Um dos investigados na Operação Sem Desconto do Instituto Nacional do Seguro Social (INSS), o deputado federal Euclydes Pettersen (Republicanos-MG) se manifestou após ser alvo de mandados de busca e apreensão da Polícia Federal, nesta quinta-feira (13).
“Recebo a ação com serenidade e respeito às instituições. Reitero que nunca tive qualquer vínculo com o INSS, seus dirigentes ou decisões administrativas. Sobre a CONAFER, reafirmo o que já disse em plenário: não tenho relação ilícita com a entidade e nunca participei de sua gestão.

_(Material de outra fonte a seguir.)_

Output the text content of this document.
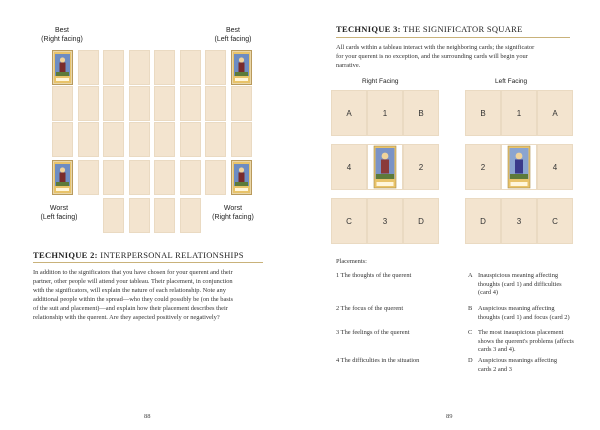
Best
(Right facing)
Best
(Left facing)
Worst
(Left facing)
Worst
(Right facing)
TECHNIQUE 2: INTERPERSONAL RELATIONSHIPS
In addition to the significators that you have chosen for your querent and their
partner, other people will attend your tableau. Their placement, in conjunction
with the significators, will explain the nature of each relationship. Note any
additional people within the spread—who they could possibly be (on the basis
of the suit and placement)—and explain how their placement describes their
relationship with the querent. Are they aspected positively or negatively?
88
TECHNIQUE 3: THE SIGNIFICATOR SQUARE
All cards within a tableau interact with the neighboring cards; the significator
for your querent is no exception, and the surrounding cards will begin your
narrative.
Right Facing	Left Facing
A	1	B
4	2
C	3	D
B	1	A
2	4
D	3	C
Placements:
1 The thoughts of the querent	A Inauspicious meaning affecting
thoughts (card 1) and difficulties
(card 4)
2 The focus of the querent	B Auspicious meaning affecting
thoughts (card 1) and focus (card 2)
3 The feelings of the querent	C The most inauspicious placement
shows the querent's problems (affects
cards 3 and 4).
4 The difficulties in the situation	D Auspicious meanings affecting
cards 2 and 3
89
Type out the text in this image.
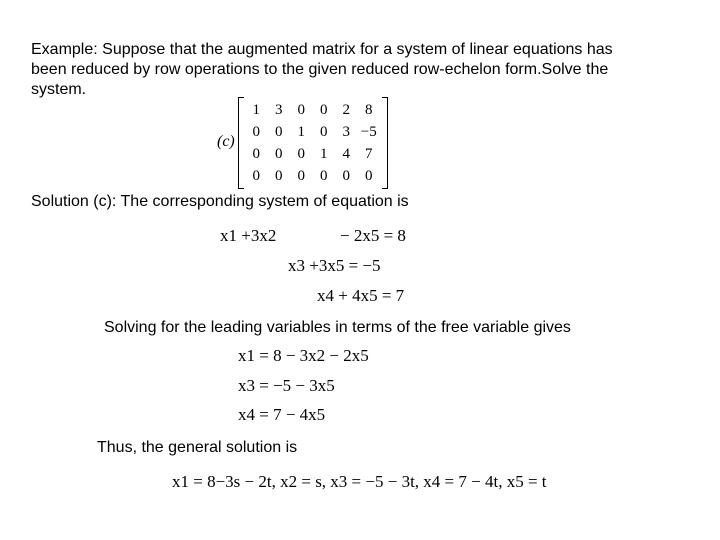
Example: Suppose that the augmented matrix for a system of linear equations has

been reduced by row operations to the given reduced row-echelon form.Solve the

system.

(c)
1	3	0	0	2	8
0	0	1	0	3	−5
0	0	0	1	4	7
0	0	0	0	0	0
Solution (c): The corresponding system of equation is
x1 +3x2	− 2x5 = 8
x3 +3x5 = −5
x4 + 4x5 = 7
Solving for the leading variables in terms of the free variable gives
x1 = 8 − 3x2 − 2x5
x3 = −5 − 3x5
x4 = 7 − 4x5
Thus, the general solution is
x1 = 8−3s − 2t, x2 = s, x3 = −5 − 3t, x4 = 7 − 4t, x5 = t
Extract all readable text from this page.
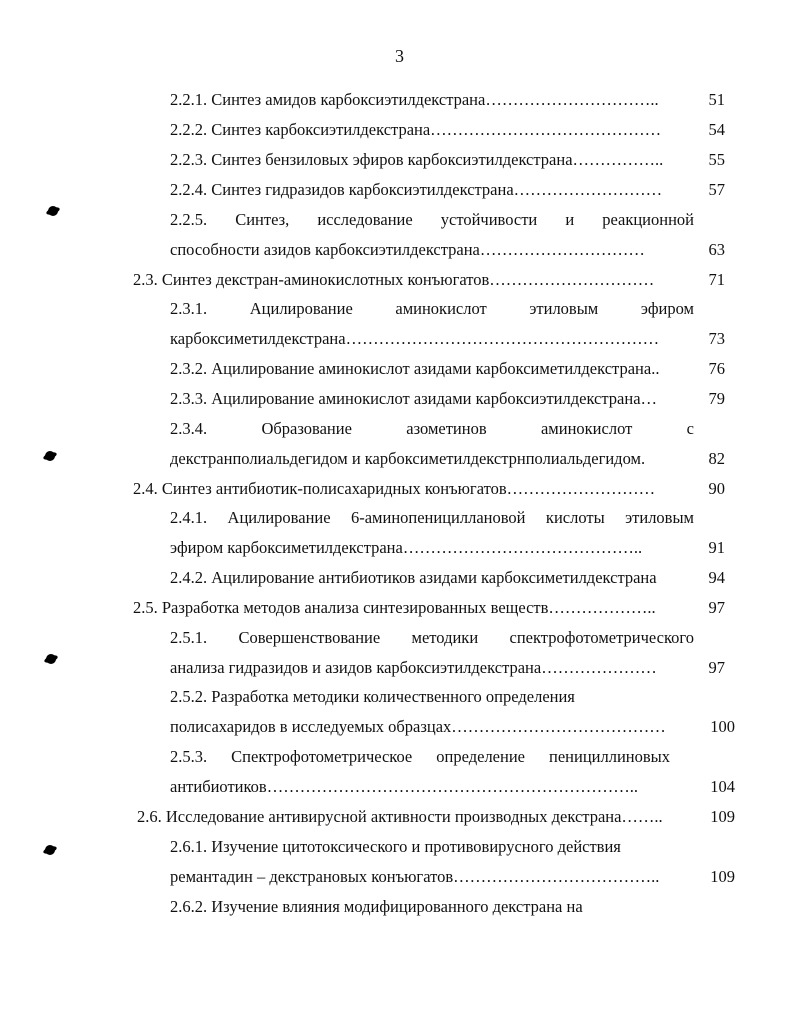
3
2.2.1. Синтез амидов карбоксиэтилдекстрана…………………………..	51
2.2.2. Синтез карбоксиэтилдекстрана……………………………………	54
2.2.3. Синтез бензиловых эфиров карбоксиэтилдекстрана……………..	55
2.2.4. Синтез гидразидов карбоксиэтилдекстрана………………………	57
2.2.5. Синтез, исследование устойчивости и реакционной
способности азидов карбоксиэтилдекстрана…………………………	63
2.3. Синтез декстран-аминокислотных конъюгатов…………………………	71
2.3.1. Ацилирование аминокислот этиловым эфиром
карбоксиметилдекстрана…………………………………………………	73
2.3.2. Ацилирование аминокислот азидами карбоксиметилдекстрана..	76
2.3.3. Ацилирование аминокислот азидами карбоксиэтилдекстрана…	79
2.3.4. Образование азометинов аминокислот с
декстранполиальдегидом и карбоксиметилдекстрнполиальдегидом.	82
2.4. Синтез антибиотик-полисахаридных конъюгатов………………………	90
2.4.1. Ацилирование 6-аминопенициллановой кислоты этиловым
эфиром карбоксиметилдекстрана……………………………………..	91
2.4.2. Ацилирование антибиотиков азидами карбоксиметилдекстрана	94
2.5. Разработка методов анализа синтезированных веществ………………..	97
2.5.1. Совершенствование методики спектрофотометрического
анализа гидразидов и азидов карбоксиэтилдекстрана…………………	97
2.5.2. Разработка методики количественного определения
полисахаридов в исследуемых образцах…………………………………	100
2.5.3. Спектрофотометрическое определение пенициллиновых
антибиотиков…………………………………………………………..	104
2.6. Исследование антивирусной активности производных декстрана……..	109
2.6.1. Изучение цитотоксического и противовирусного действия
ремантадин – декстрановых конъюгатов………………………………..	109
2.6.2. Изучение влияния модифицированного декстрана на
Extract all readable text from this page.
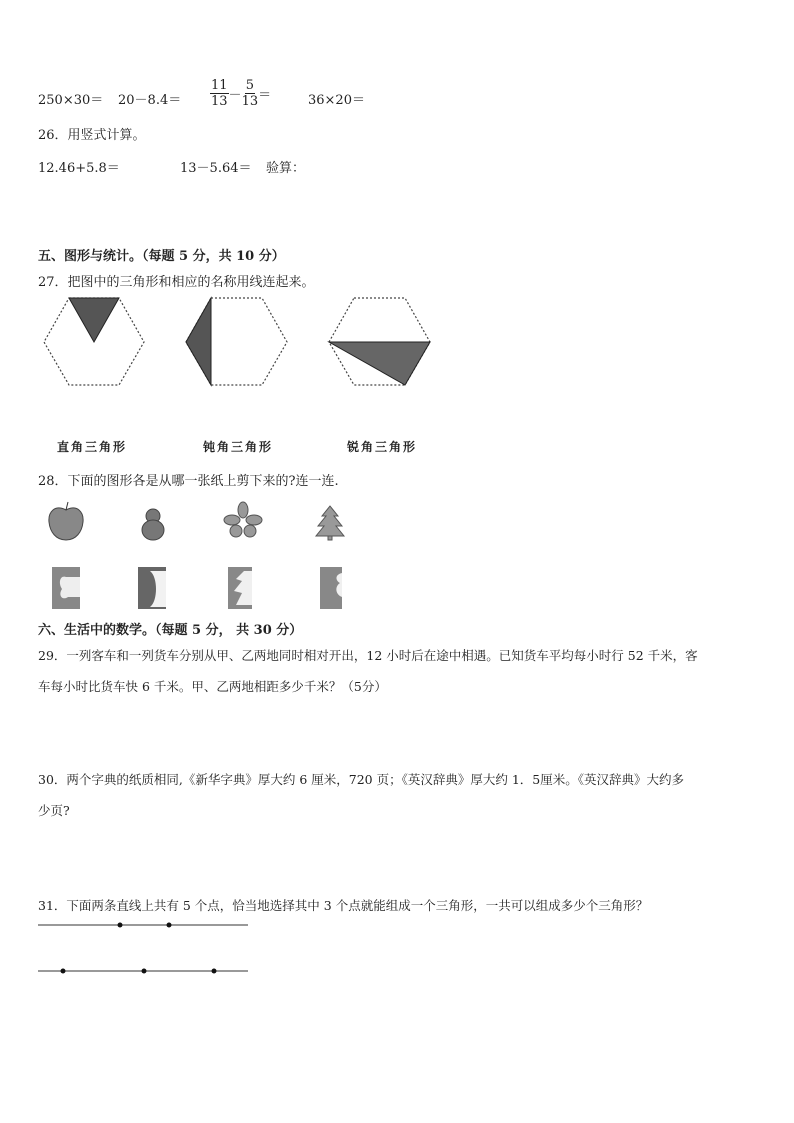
$250\times 30= 20-8.4= \frac{11}{13} - \frac{5}{13}$ ＝	36×20＝
26．用竖式计算。
12.46+5.8＝	13－5.64＝ 验算：
五、图形与统计。（每题 5 分，共 10 分）
27．把图中的三角形和相应的名称用线连起来。
直角三角形	钝角三角形	锐角三角形
28．下面的图形各是从哪一张纸上剪下来的?连一连.
六、生活中的数学。（每题 5 分， 共 30 分）
29．一列客车和一列货车分别从甲、乙两地同时相对开出，12 小时后在途中相遇。已知货车平均每小时行 52 千米，客
车每小时比货车快 6 千米。甲、乙两地相距多少千米？（5分）
30．两个字典的纸质相同,《新华字典》厚大约 6 厘米，720 页；《英汉辞典》厚大约 1．5厘米。《英汉辞典》大约多
少页?
31．下面两条直线上共有 5 个点，恰当地选择其中 3 个点就能组成一个三角形，一共可以组成多少个三角形？
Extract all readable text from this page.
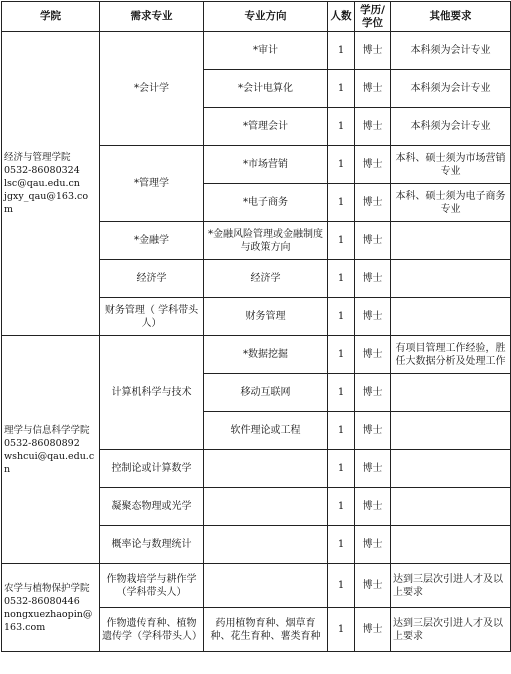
学院	需求专业	专业方向	人数	学历/学位	其他要求

经济与管理学院
0532-86080324
lsc@qau.edu.cn
jgxy_qau@163.com	*会计学	*审计	1	博士	本科须为会计专业
		*会计电算化	1	博士	本科须为会计专业
		*管理会计	1	博士	本科须为会计专业
	*管理学	*市场营销	1	博士	本科、硕士须为市场营销专业
		*电子商务	1	博士	本科、硕士须为电子商务专业
	*金融学	*金融风险管理或金融制度与政策方向	1	博士	
	经济学	经济学	1	博士	
	财务管理（ 学科带头人）	财务管理	1	博士	

理学与信息科学学院
0532-86080892
wshcui@qau.edu.cn	计算机科学与技术	*数据挖掘	1	博士	有项目管理工作经验，胜任大数据分析及处理工作
		移动互联网	1	博士	
		软件理论或工程	1	博士	
	控制论或计算数学		1	博士	
	凝聚态物理或光学		1	博士	
	概率论与数理统计		1	博士	

农学与植物保护学院
0532-86080446
nongxuezhaopin@163.com	作物栽培学与耕作学（学科带头人）		1	博士	达到三层次引进人才及以上要求
	作物遗传育种、植物遗传学（学科带头人）	药用植物育种、烟草育种、花生育种、薯类育种	1	博士	达到三层次引进人才及以上要求
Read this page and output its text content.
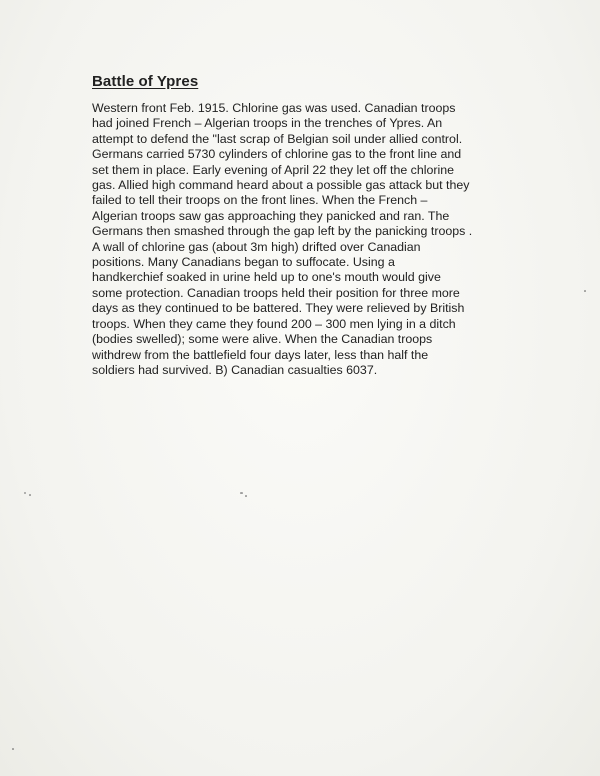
Battle of Ypres
Western front Feb. 1915. Chlorine gas was used. Canadian troops
had joined French – Algerian troops in the trenches of Ypres. An
attempt to defend the "last scrap of Belgian soil under allied control.
Germans carried 5730 cylinders of chlorine gas to the front line and
set them in place. Early evening of April 22 they let off the chlorine
gas. Allied high command heard about a possible gas attack but they
failed to tell their troops on the front lines. When the French –
Algerian troops saw gas approaching they panicked and ran. The
Germans then smashed through the gap left by the panicking troops .
A wall of chlorine gas (about 3m high) drifted over Canadian
positions. Many Canadians began to suffocate. Using a
handkerchief soaked in urine held up to one's mouth would give
some protection. Canadian troops held their position for three more
days as they continued to be battered. They were relieved by British
troops. When they came they found 200 – 300 men lying in a ditch
(bodies swelled); some were alive. When the Canadian troops
withdrew from the battlefield four days later, less than half the
soldiers had survived. B) Canadian casualties 6037.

Defendo investigações rigorosas e confio plenamente na Polícia Federal, no MPF e no STF. Estou à disposição para todos os esclarecimentos e certo de que a verdade prevalecerá”, declarou o parlamentar.
O deputado entrou na mira da Polícia Federal após ter seu nome citado por pelo menos dois depoentes da Comissão Parlamentar Mista de Inquérito (CPMI) que investiga o esquema de descontos não autorizados em benefícios do INSS. As autoridades apuram se Pettersen teria sido beneficiado com desvios ilegais de valores de aposentados e pensionistas e se teria usado seu cargo político para indicar aliados a fim de atender a interesses pessoais.
Durante depoimento à CPMI, no último mês, o ex-diretor de Governança do INSS, Alexandre Guimarães, afirmou ter sido indicado pelo parlamentar, com quem mantinha algum tipo de vínculo, sem entrar em detalhes.
A fraude no INSS foi revelada pelo portal Metrópoles, em 2023. A série de reportagens intitulada “Farra no INSS” resultou na prisão de vários envolvidos no esquema e na queda do então ministro da Previdência Social, Carlos Lupi (PDT).